We’ve talked about positive integer powers, negative integer powers. We’ve talked about n-th roots. It’s now time to put all of that together and more and talk about rational powers. Here’s some motivation. How should we define a to the power 1 over n? Well we would like the usual known properties of powers or exponents to hold. So, in particular, we’d like a to the power 1 over n, the whole thing raised to the n, to equal a. Therefore, we are forced really to define a to the power 1 over n as being the n-th root of a, which we do. Thus, the n-th root is actually a fractional power and vice versa.
More generally, for any integers, m and n, where n is in the natural numbers and m can be a negative integer, we define a to the power m over n, which is a typical rational number, to be the n-th root of a to the m. Now we do this for positive numbers, a, only. In fact, if m is negative, we only do it for strictly positive numbers, a, in the base. For a greater than 0, we have defined a to the p for any rational number, p. Some facts that pertain to this definition are now given.
We could prove all of these facts for these general rational numbers, but I immediately give you the same good news I gave you some time ago, these rules visually are exactly the same as they were say for positive integers. That’s good news. We don’t have to memorise a whole set of new rules. Some examples, x to the power of 1/2 is the square root of x. x to the power minus 3/5 turns out to be what I’ve written. Notice that the answer could be rationalised in the denominator if we so insisted. Another example, an exponent of minus 1/2 is undefined. We avoid negative numbers. Why should we avoid these negative bases, you say? Here’s an illustration of what can happen.
Suppose we did define minus 8 to the 1/3 as being minus 2. That’s not totally ridiculous because minus 2 cubed is equal to minus 8. But now, the usual exponential rules that we know so well don’t necessarily work. That is, minus 2 would be the cube root of minus 8, but that would be the same as minus 8 to the power 2 over 6 because, after all, 2 over 6 is the same as 1/3. And now, if we bring in the 2 as we do by the usual exponential rules, we get the cube root, the sixth root rather, of the number 64. Now 64 is 2 to the power 6, and, therefore, we wind up with 2.
And we have proved that minus 2 equals 2. That’s not a good sign. So you see, dangerous to define powers with negative bases, and I suggest that we avoid doing so. What are the graphs of these rational power functions going to look like? Well, by and large, they’re going to have the same general characteristics of some familiar graphs we’ve seen in the past. For example, when q is equal to 1, the function next to the q is an affine function, in fact, going through the origin called the linear function. When q is greater than 1, the graph looks rather like the graph of x squared.

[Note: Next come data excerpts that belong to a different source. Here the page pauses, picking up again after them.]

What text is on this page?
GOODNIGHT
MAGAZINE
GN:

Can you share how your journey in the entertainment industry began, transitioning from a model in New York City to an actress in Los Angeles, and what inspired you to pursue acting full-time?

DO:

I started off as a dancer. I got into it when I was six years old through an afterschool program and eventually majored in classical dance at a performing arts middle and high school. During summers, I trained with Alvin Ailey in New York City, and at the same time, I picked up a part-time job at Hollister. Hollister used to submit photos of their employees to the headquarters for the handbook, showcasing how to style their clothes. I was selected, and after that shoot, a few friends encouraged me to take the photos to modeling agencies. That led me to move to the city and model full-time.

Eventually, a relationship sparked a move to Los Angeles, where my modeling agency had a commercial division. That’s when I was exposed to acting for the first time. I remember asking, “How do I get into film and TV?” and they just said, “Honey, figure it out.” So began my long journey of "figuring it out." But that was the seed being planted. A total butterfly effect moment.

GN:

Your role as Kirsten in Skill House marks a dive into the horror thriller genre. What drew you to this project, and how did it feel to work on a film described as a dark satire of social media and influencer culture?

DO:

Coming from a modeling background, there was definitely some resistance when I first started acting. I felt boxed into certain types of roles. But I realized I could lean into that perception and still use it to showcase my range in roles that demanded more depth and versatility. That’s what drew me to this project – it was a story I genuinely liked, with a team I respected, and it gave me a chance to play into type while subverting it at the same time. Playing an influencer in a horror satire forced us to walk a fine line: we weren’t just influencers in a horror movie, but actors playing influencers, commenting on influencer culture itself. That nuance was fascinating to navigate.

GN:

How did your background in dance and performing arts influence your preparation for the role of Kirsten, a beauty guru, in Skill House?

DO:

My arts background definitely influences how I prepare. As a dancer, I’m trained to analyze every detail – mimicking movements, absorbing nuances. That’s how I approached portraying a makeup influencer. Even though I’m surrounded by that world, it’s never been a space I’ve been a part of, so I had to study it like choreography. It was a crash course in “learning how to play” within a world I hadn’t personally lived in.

It has the increasingness on r plus, for example.
And when q is less than 1, it resembles the graph of the square root of x that we saw earlier. All these functions agree at x equal 1, of course, to give you the value 1. And for negative rational exponents, you get graphs that have this kind of characteristic, there you have decreasing functions of x. And, again, they’re defined only on r plus. It’s useful to know the general nature of these graphs, the monotonicity of the functions, for example, such as the following. Suppose you need to know which of these two numbers is greater than the other. How do you figure that out? Well you could say the following.
The function that to the argument x gives you the power minus 6.72 of x. That’s a strictly decreasing function by the graph that we saw just a moment ago. Why? Because the exponent is a negative number. We also observe that 1/2 is less than pi over 4. How do we prove that? Well we can cross multiply 1 times 4, 2 times pi. That’s equivalent to saying that 4 is less than 2 pi, cross multiplying. Is 4 less than 2 pi? Well that’s the same as saying 2 is less than pi, which is true because we know that pi is 3.14 something, something, and so on.
Now because of the decreasing nature of the negative power function that we have above, we deduce that 1/2 to that negative power is greater than pi over 4 to that same negative power. That’s clear from the graph because it’s a decreasing graph. So we have answered the question regarding the comparison. In fact, if we look at the graph and realise that both 1/2 and pi over 4 are less than 1, we can also add a further conclusion. Both our values here that we’re comparing are greater than 1.